If you have a FileNet P8 repository, you can use Datacap to discover additional information that were not extracted as metadata properties.

You can use the FileNet sweep framework and its bulk processing capabilities to download the document content into a directory. Once these files are in the directory, a Datacap application can be used to ingest the documents into Datacap and extract information that can be exported back into FileNet P8. See the IBM Knowledge Center for more details about handling bulk processing with FileNet sweeps: https://www.ibm.com/support/knowledgecenter/en/SSNW2F_5.2.1/com.ibm.p8.ce.admin.tasks.doc/p8pcc175.htm.

This section provides the procedures to create a Sweep Job that downloads the FileNet P8 documents in a format that can be ingested by Datacap. If you decide that a Sweep Policy is more suited for this task, you can modify the JavaScript provided to fit the sweep policy framework as long as you follow the same download file name convention.

File naming convention

You need to update the properties of these documents. Datacap expects the downloaded file names to follow a naming convention that concatenates the document item ID and the original content file name together for each of the downloaded content element.

For Datacap to be able to identify the document that is associated with the downloaded content file, the file name must begin with the document item ID. For example.

{FE52C000-EBF1-4797-BF3B-5CF98AFC5854}.TM000001.tif.

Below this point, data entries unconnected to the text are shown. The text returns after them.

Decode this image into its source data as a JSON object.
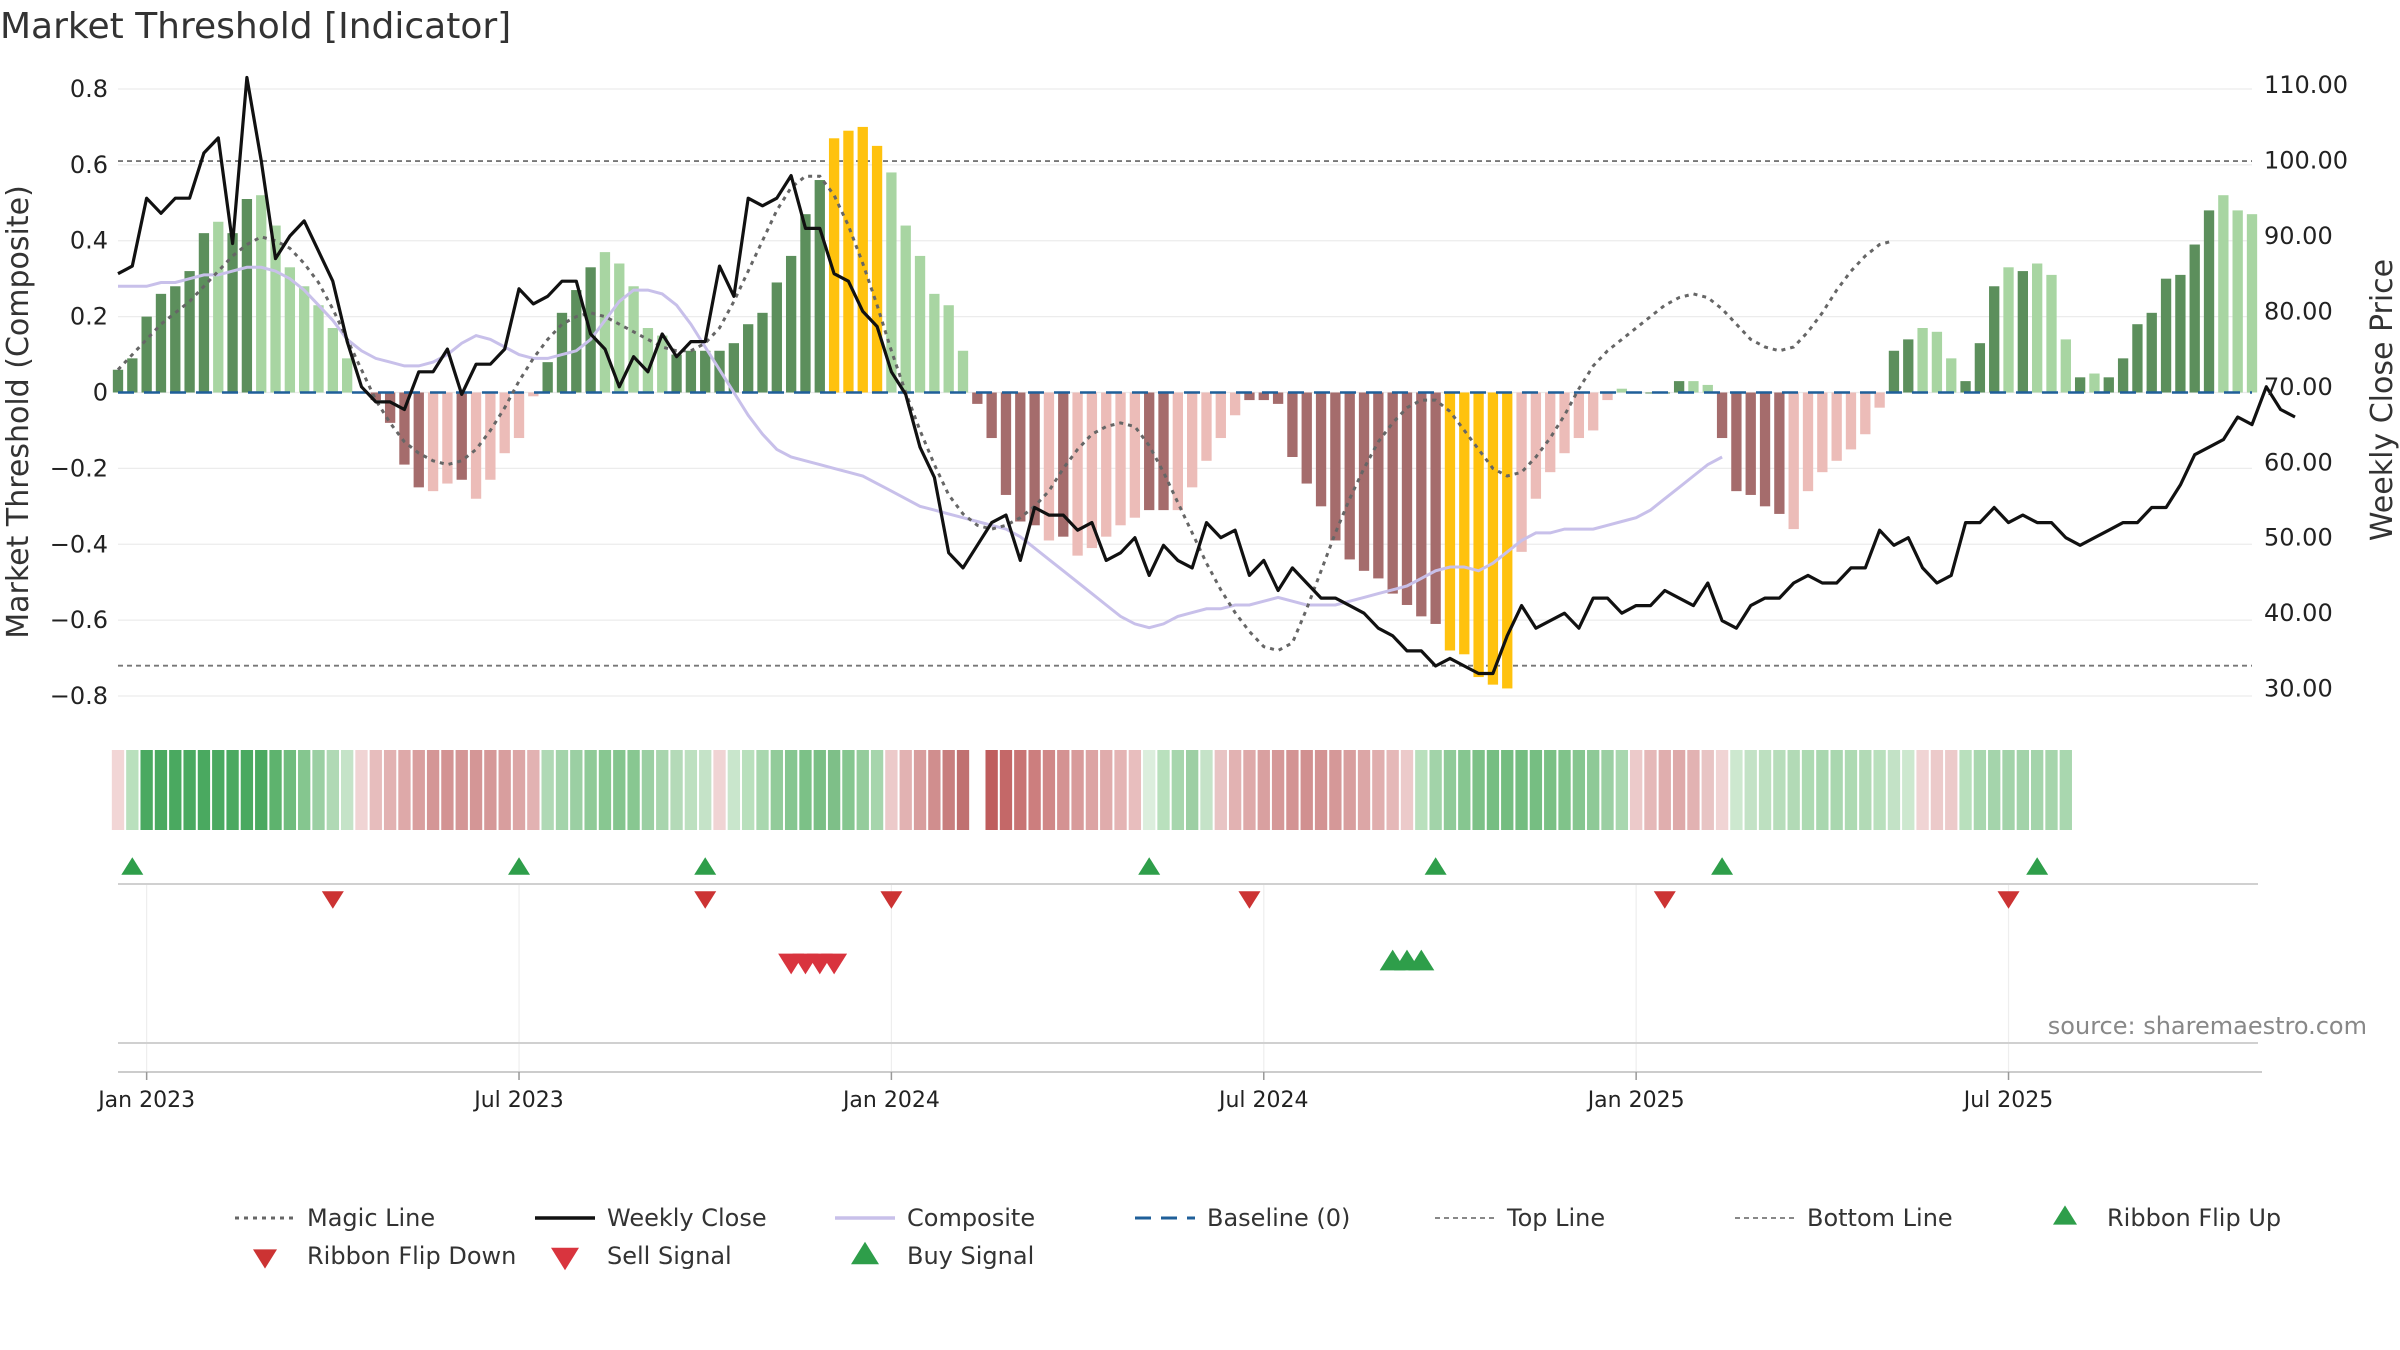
{
  "title": "Market Threshold [Indicator]",
  "source_label": "source: sharemaestro.com",
  "colors": {
    "bar_pos_strong": "#5c8f5c",
    "bar_pos_weak": "#a8d5a2",
    "bar_neg_strong": "#a56c6c",
    "bar_neg_weak": "#ecbcb8",
    "bar_extreme": "#ffc20e",
    "weekly_close": "#111111",
    "magic_line": "#666666",
    "composite": "#c8c0ea",
    "baseline": "#1f5f99",
    "ref_lines": "#777777",
    "buy": "#2e9e4a",
    "sell": "#d9343e",
    "flip_up": "#2e9e4a",
    "flip_down": "#cc3333"
  },
  "chart_data": {
    "type": "bar",
    "title": "Market Threshold [Indicator]",
    "ylabel_left": "Market Threshold (Composite)",
    "ylabel_right": "Weekly Close Price",
    "ylim_left": [
      -0.85,
      0.85
    ],
    "ylim_right": [
      26.5,
      112
    ],
    "left_ticks": [
      {
        "v": 0.8,
        "label": "0.8"
      },
      {
        "v": 0.6,
        "label": "0.6"
      },
      {
        "v": 0.4,
        "label": "0.4"
      },
      {
        "v": 0.2,
        "label": "0.2"
      },
      {
        "v": 0,
        "label": "0"
      },
      {
        "v": -0.2,
        "label": "−0.2"
      },
      {
        "v": -0.4,
        "label": "−0.4"
      },
      {
        "v": -0.6,
        "label": "−0.6"
      },
      {
        "v": -0.8,
        "label": "−0.8"
      }
    ],
    "right_ticks": [
      {
        "v": 110,
        "label": "110.00"
      },
      {
        "v": 100,
        "label": "100.00"
      },
      {
        "v": 90,
        "label": "90.00"
      },
      {
        "v": 80,
        "label": "80.00"
      },
      {
        "v": 70,
        "label": "70.00"
      },
      {
        "v": 60,
        "label": "60.00"
      },
      {
        "v": 50,
        "label": "50.00"
      },
      {
        "v": 40,
        "label": "40.00"
      },
      {
        "v": 30,
        "label": "30.00"
      }
    ],
    "x_ticks": [
      {
        "week": 2,
        "label": "Jan 2023"
      },
      {
        "week": 28,
        "label": "Jul 2023"
      },
      {
        "week": 54,
        "label": "Jan 2024"
      },
      {
        "week": 80,
        "label": "Jul 2024"
      },
      {
        "week": 106,
        "label": "Jan 2025"
      },
      {
        "week": 132,
        "label": "Jul 2025"
      }
    ],
    "top_line": 0.61,
    "bottom_line": -0.72,
    "baseline": 0,
    "composite_bars": [
      0.06,
      0.09,
      0.2,
      0.26,
      0.28,
      0.32,
      0.42,
      0.45,
      0.42,
      0.51,
      0.52,
      0.44,
      0.33,
      0.28,
      0.23,
      0.17,
      0.09,
      0.0,
      -0.02,
      -0.08,
      -0.19,
      -0.25,
      -0.26,
      -0.24,
      -0.23,
      -0.28,
      -0.23,
      -0.16,
      -0.12,
      -0.01,
      0.08,
      0.21,
      0.27,
      0.33,
      0.37,
      0.34,
      0.28,
      0.17,
      0.15,
      0.1,
      0.11,
      0.11,
      0.11,
      0.13,
      0.18,
      0.21,
      0.29,
      0.36,
      0.47,
      0.56,
      0.67,
      0.69,
      0.7,
      0.65,
      0.58,
      0.44,
      0.36,
      0.26,
      0.23,
      0.11,
      -0.03,
      -0.12,
      -0.27,
      -0.34,
      -0.35,
      -0.39,
      -0.38,
      -0.43,
      -0.41,
      -0.38,
      -0.35,
      -0.33,
      -0.31,
      -0.31,
      -0.31,
      -0.25,
      -0.18,
      -0.12,
      -0.06,
      -0.02,
      -0.02,
      -0.03,
      -0.17,
      -0.24,
      -0.3,
      -0.39,
      -0.44,
      -0.47,
      -0.49,
      -0.53,
      -0.56,
      -0.59,
      -0.61,
      -0.68,
      -0.69,
      -0.75,
      -0.77,
      -0.78,
      -0.42,
      -0.28,
      -0.21,
      -0.16,
      -0.12,
      -0.1,
      -0.02,
      0.01,
      0.0,
      0.0,
      0.0,
      0.03,
      0.03,
      0.02,
      -0.12,
      -0.26,
      -0.27,
      -0.3,
      -0.32,
      -0.36,
      -0.26,
      -0.21,
      -0.18,
      -0.15,
      -0.11,
      -0.04,
      0.11,
      0.14,
      0.17,
      0.16,
      0.09,
      0.03,
      0.13,
      0.28,
      0.33,
      0.32,
      0.34,
      0.31,
      0.14,
      0.04,
      0.05,
      0.04,
      0.09,
      0.18,
      0.21,
      0.3,
      0.31,
      0.39,
      0.48,
      0.52,
      0.48,
      0.47
    ],
    "weekly_close": [
      85,
      86,
      95,
      93,
      95,
      95,
      101,
      103,
      89,
      111,
      100,
      87,
      90,
      92,
      88,
      84,
      76,
      70,
      68,
      68,
      67,
      72,
      72,
      75,
      69,
      73,
      73,
      75,
      83,
      81,
      82,
      84,
      84,
      77,
      75,
      70,
      74,
      72,
      77,
      74,
      76,
      76,
      86,
      82,
      95,
      94,
      95,
      98,
      91,
      91,
      85,
      84,
      80,
      78,
      72,
      69,
      62,
      58,
      48,
      46,
      49,
      52,
      53,
      47,
      54,
      53,
      53,
      51,
      52,
      47,
      48,
      50,
      45,
      49,
      47,
      46,
      52,
      50,
      51,
      45,
      47,
      43,
      46,
      44,
      42,
      42,
      41,
      40,
      38,
      37,
      35,
      35,
      33,
      34,
      33,
      32,
      32,
      37,
      41,
      38,
      39,
      40,
      38,
      42,
      42,
      40,
      41,
      41,
      43,
      42,
      41,
      44,
      39,
      38,
      41,
      42,
      42,
      44,
      45,
      44,
      44,
      46,
      46,
      51,
      49,
      50,
      46,
      44,
      45,
      52,
      52,
      54,
      52,
      53,
      52,
      52,
      50,
      49,
      50,
      51,
      52,
      52,
      54,
      54,
      57,
      61,
      62,
      63,
      66,
      65,
      70,
      67,
      66
    ],
    "magic_line": [
      0.06,
      0.1,
      0.14,
      0.18,
      0.21,
      0.24,
      0.28,
      0.32,
      0.36,
      0.39,
      0.41,
      0.4,
      0.38,
      0.34,
      0.29,
      0.22,
      0.14,
      0.06,
      -0.02,
      -0.08,
      -0.13,
      -0.16,
      -0.18,
      -0.19,
      -0.18,
      -0.15,
      -0.1,
      -0.04,
      0.03,
      0.09,
      0.14,
      0.18,
      0.2,
      0.21,
      0.2,
      0.18,
      0.16,
      0.14,
      0.12,
      0.11,
      0.11,
      0.13,
      0.17,
      0.24,
      0.32,
      0.4,
      0.48,
      0.54,
      0.57,
      0.57,
      0.52,
      0.44,
      0.34,
      0.23,
      0.11,
      0.0,
      -0.1,
      -0.19,
      -0.27,
      -0.32,
      -0.35,
      -0.36,
      -0.35,
      -0.33,
      -0.3,
      -0.26,
      -0.2,
      -0.15,
      -0.11,
      -0.09,
      -0.08,
      -0.09,
      -0.14,
      -0.21,
      -0.29,
      -0.37,
      -0.45,
      -0.52,
      -0.58,
      -0.63,
      -0.67,
      -0.68,
      -0.66,
      -0.57,
      -0.47,
      -0.37,
      -0.28,
      -0.2,
      -0.13,
      -0.08,
      -0.04,
      -0.02,
      -0.02,
      -0.05,
      -0.1,
      -0.15,
      -0.2,
      -0.22,
      -0.21,
      -0.17,
      -0.12,
      -0.06,
      0.01,
      0.07,
      0.11,
      0.14,
      0.17,
      0.2,
      0.23,
      0.25,
      0.26,
      0.25,
      0.22,
      0.18,
      0.14,
      0.12,
      0.11,
      0.12,
      0.16,
      0.21,
      0.27,
      0.32,
      0.36,
      0.39,
      0.4
    ],
    "composite_line": [
      0.28,
      0.28,
      0.28,
      0.29,
      0.29,
      0.3,
      0.31,
      0.31,
      0.32,
      0.33,
      0.33,
      0.32,
      0.3,
      0.27,
      0.23,
      0.19,
      0.14,
      0.11,
      0.09,
      0.08,
      0.07,
      0.07,
      0.08,
      0.1,
      0.13,
      0.15,
      0.14,
      0.12,
      0.1,
      0.09,
      0.09,
      0.1,
      0.11,
      0.14,
      0.19,
      0.24,
      0.27,
      0.27,
      0.26,
      0.23,
      0.18,
      0.12,
      0.06,
      0.0,
      -0.06,
      -0.11,
      -0.15,
      -0.17,
      -0.18,
      -0.19,
      -0.2,
      -0.21,
      -0.22,
      -0.24,
      -0.26,
      -0.28,
      -0.3,
      -0.31,
      -0.32,
      -0.33,
      -0.34,
      -0.35,
      -0.36,
      -0.38,
      -0.41,
      -0.44,
      -0.47,
      -0.5,
      -0.53,
      -0.56,
      -0.59,
      -0.61,
      -0.62,
      -0.61,
      -0.59,
      -0.58,
      -0.57,
      -0.57,
      -0.56,
      -0.56,
      -0.55,
      -0.54,
      -0.55,
      -0.56,
      -0.56,
      -0.56,
      -0.55,
      -0.54,
      -0.53,
      -0.52,
      -0.51,
      -0.49,
      -0.47,
      -0.46,
      -0.46,
      -0.47,
      -0.45,
      -0.42,
      -0.39,
      -0.37,
      -0.37,
      -0.36,
      -0.36,
      -0.36,
      -0.35,
      -0.34,
      -0.33,
      -0.31,
      -0.28,
      -0.25,
      -0.22,
      -0.19,
      -0.17
    ],
    "ribbon_colors": [
      "#f2d6d6",
      "#b9e0bd",
      "#4aa960",
      "#4aa960",
      "#4aa960",
      "#4aa960",
      "#4aa960",
      "#4aa960",
      "#4aa960",
      "#4aa960",
      "#4aa960",
      "#5eb36e",
      "#70bc7e",
      "#85c68f",
      "#9bcfa3",
      "#b0d9b5",
      "#c5e3c8",
      "#f0d4d4",
      "#e7bdbd",
      "#e2b2b2",
      "#dea9a9",
      "#d99f9f",
      "#d49696",
      "#d39393",
      "#d49696",
      "#d49696",
      "#d59898",
      "#d89e9e",
      "#dca6a6",
      "#e2b2b2",
      "#b0d9b5",
      "#a4d4ab",
      "#9bcfa3",
      "#8fca98",
      "#88c791",
      "#84c58e",
      "#88c791",
      "#9bcfa3",
      "#a8d5ae",
      "#b4dab8",
      "#bde0c0",
      "#c5e3c8",
      "#f0d4d4",
      "#c9e6cc",
      "#b9e0bd",
      "#a9d7af",
      "#92cb9a",
      "#86c690",
      "#7cc187",
      "#7abf85",
      "#7ebf88",
      "#86c690",
      "#95cc9c",
      "#a6d5ac",
      "#eccaca",
      "#e2b2b2",
      "#d89e9e",
      "#d08e8e",
      "#c87e7e",
      "#c07070",
      "#ffffff",
      "#bf5c5c",
      "#c46868",
      "#c87474",
      "#cc7e7e",
      "#d08888",
      "#d49292",
      "#d89b9b",
      "#dca4a4",
      "#e0acac",
      "#e4b4b4",
      "#e8bebe",
      "#dceedd",
      "#b9e0bd",
      "#a7d6ad",
      "#9dcfa4",
      "#c5e3c8",
      "#e8c4c4",
      "#e2b2b2",
      "#dea9a9",
      "#d9a0a0",
      "#d59898",
      "#d39393",
      "#d19090",
      "#d39393",
      "#d59898",
      "#d89e9e",
      "#dca6a6",
      "#e0aeae",
      "#e5b8b8",
      "#eccaca",
      "#b9e0bd",
      "#a2d3a9",
      "#8fca98",
      "#86c690",
      "#7cc187",
      "#76be82",
      "#74bd80",
      "#74bd80",
      "#76be82",
      "#7ac084",
      "#80c38a",
      "#86c690",
      "#8ec997",
      "#9bcfa3",
      "#a9d7af",
      "#eccaca",
      "#e5b8b8",
      "#e0aeae",
      "#dea9a9",
      "#e2b2b2",
      "#e8c4c4",
      "#f0d4d4",
      "#cde8cf",
      "#c3e2c6",
      "#bde0c0",
      "#b7ddbb",
      "#b2dab6",
      "#addab2",
      "#a9d7af",
      "#a9d7af",
      "#addab2",
      "#b2dab6",
      "#b9e0bd",
      "#c3e2c6",
      "#cde8cf",
      "#f0d4d4",
      "#eccaca",
      "#eccaca",
      "#b9e0bd",
      "#a9d7af",
      "#a4d4ab",
      "#a2d3a9",
      "#a2d3a9",
      "#a4d4ab",
      "#a6d5ac",
      "#a9d7af"
    ],
    "ribbon_flip_up": [
      1,
      28,
      41,
      72,
      92,
      112,
      134
    ],
    "ribbon_flip_down": [
      15,
      41,
      54,
      79,
      108,
      132
    ],
    "sell_signals": [
      47,
      48,
      49,
      50
    ],
    "buy_signals": [
      89,
      90,
      91
    ]
  },
  "legend": [
    {
      "label": "Magic Line",
      "kind": "dotted",
      "color": "#666666"
    },
    {
      "label": "Weekly Close",
      "kind": "solid",
      "color": "#111111"
    },
    {
      "label": "Composite",
      "kind": "solid-light",
      "color": "#c8c0ea"
    },
    {
      "label": "Baseline (0)",
      "kind": "dashed",
      "color": "#1f5f99"
    },
    {
      "label": "Top Line",
      "kind": "thin-dashed",
      "color": "#888888"
    },
    {
      "label": "Bottom Line",
      "kind": "thin-dashed",
      "color": "#888888"
    },
    {
      "label": "Ribbon Flip Up",
      "kind": "tri-up",
      "color": "#2e9e4a"
    },
    {
      "label": "Ribbon Flip Down",
      "kind": "tri-down",
      "color": "#cc3333"
    },
    {
      "label": "Sell Signal",
      "kind": "tri-down-big",
      "color": "#d9343e"
    },
    {
      "label": "Buy Signal",
      "kind": "tri-up-big",
      "color": "#2e9e4a"
    }
  ]
}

Datacap parses the file name and identify the document ID of the file. This allows the Datacap application to update the existing FileNet P8 document with properties that are found during Datacap processing.

Output directory

In the JavaScript, you also need to specify the download directory. This must be a common directory or shared drive that is readable and writable for both the FileNet P8 and Datacap servers if FileNet P8 and Datacap are not co-located.